CHARLOTTESVILLE, Va. (8/14/15)--After two years of declines, the number of credit union branches nationwide has climbed for the second straight year, according to financial information firm SNL Financial.
On net, the movement gained 27 branches as of July 30, SNL analysis found--that after losing 241 net branches in 2012 and 2013 combined.
Stacy Fillmore, vice president of national sales and service for United FCU, St. Joseph, Mich., said that her credit union has added six branches this year, largely to meet the needs of a growing membership.
Further, taking advantage of opportunities to move into existing shopping centers that already experience high levels of foot traffic also has helped drive growth, she said.
“We want to be competitive and convenient,” Fillmore said. “Of course, we’re always watching the industry and our competitors, but more than anything we depend on our own research.”
Perhaps another driver of branch growth in the credit union movement, compared with their banking counterparts, is that credit unions often use branches to increase brand awareness, according to Ancin Cooley, principal with Synergy Bank Consulting Inc.

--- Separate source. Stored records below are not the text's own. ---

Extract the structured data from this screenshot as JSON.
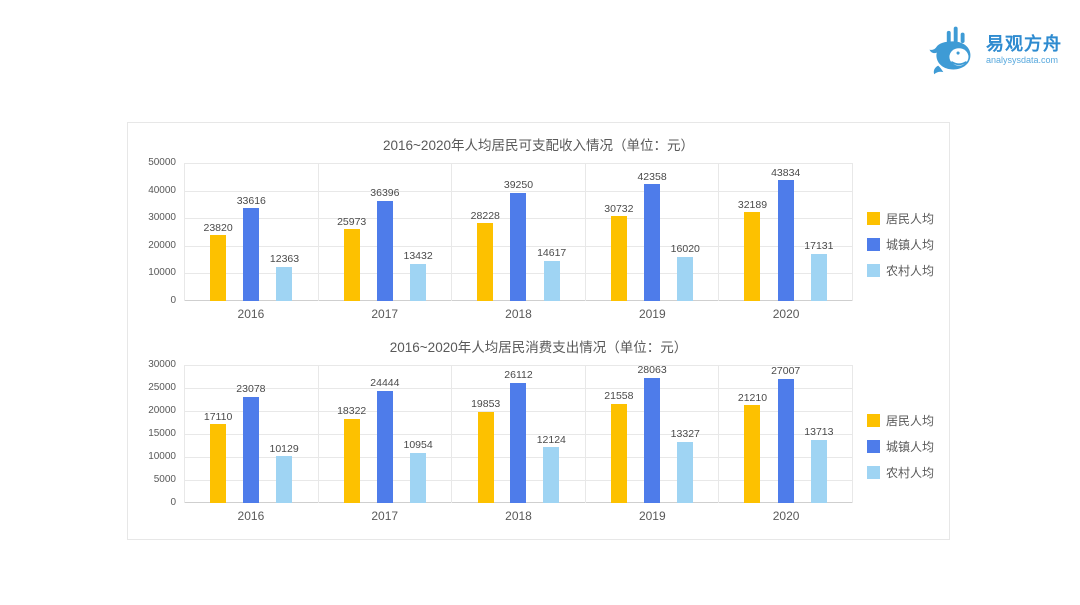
{
  "logo": {
    "brand": "易观方舟",
    "domain": "analysysdata.com",
    "icon": "whale-icon",
    "brand_color": "#2E8BD0"
  },
  "colors": {
    "resident": "#FDC100",
    "urban": "#4E7CEA",
    "rural": "#9FD4F3",
    "grid": "#E8E8E8"
  },
  "chart_data": [
    {
      "type": "bar",
      "title": "2016~2020年人均居民可支配收入情况（单位：元）",
      "categories": [
        "2016",
        "2017",
        "2018",
        "2019",
        "2020"
      ],
      "series": [
        {
          "name": "居民人均",
          "color": "#FDC100",
          "values": [
            23820,
            25973,
            28228,
            30732,
            32189
          ]
        },
        {
          "name": "城镇人均",
          "color": "#4E7CEA",
          "values": [
            33616,
            36396,
            39250,
            42358,
            43834
          ]
        },
        {
          "name": "农村人均",
          "color": "#9FD4F3",
          "values": [
            12363,
            13432,
            14617,
            16020,
            17131
          ]
        }
      ],
      "ylim": [
        0,
        50000
      ],
      "yticks": [
        50000,
        40000,
        30000,
        20000,
        10000,
        0
      ],
      "grid": true,
      "legend_position": "right",
      "xlabel": "",
      "ylabel": ""
    },
    {
      "type": "bar",
      "title": "2016~2020年人均居民消费支出情况（单位：元）",
      "categories": [
        "2016",
        "2017",
        "2018",
        "2019",
        "2020"
      ],
      "series": [
        {
          "name": "居民人均",
          "color": "#FDC100",
          "values": [
            17110,
            18322,
            19853,
            21558,
            21210
          ]
        },
        {
          "name": "城镇人均",
          "color": "#4E7CEA",
          "values": [
            23078,
            24444,
            26112,
            28063,
            27007
          ]
        },
        {
          "name": "农村人均",
          "color": "#9FD4F3",
          "values": [
            10129,
            10954,
            12124,
            13327,
            13713
          ]
        }
      ],
      "ylim": [
        0,
        30000
      ],
      "yticks": [
        30000,
        25000,
        20000,
        15000,
        10000,
        5000,
        0
      ],
      "grid": true,
      "legend_position": "right",
      "xlabel": "",
      "ylabel": ""
    }
  ]
}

Cooley went even further to say that financial institutions that are trimming branches are missing out on the advantages of maintaining a physical presence.
“I deal with Apple primarily through my phone for small stuff like buying new music or paying for subscriptions,” Cooley said. “However, when I need something fixed or I need to make a big purchase, I go to the store.”
Community development credit unions (CDCUs), meanwhile, also tend to operate best with a physical presence, said Pablo DeFilippi, vice president of membership and business development for the National Federation of Community Development Credit Unions.
CDCUs are often more “high touch” than big banks, he added.
“CDCUs are exploring innovative strategies to expand their presence in [low-to-moderate income] markets, such as partnering with community-based organizations to share space and provide access to their clients on site,” DeFilippi said. “Some are also working with local governments to embed their services in social service hubs.”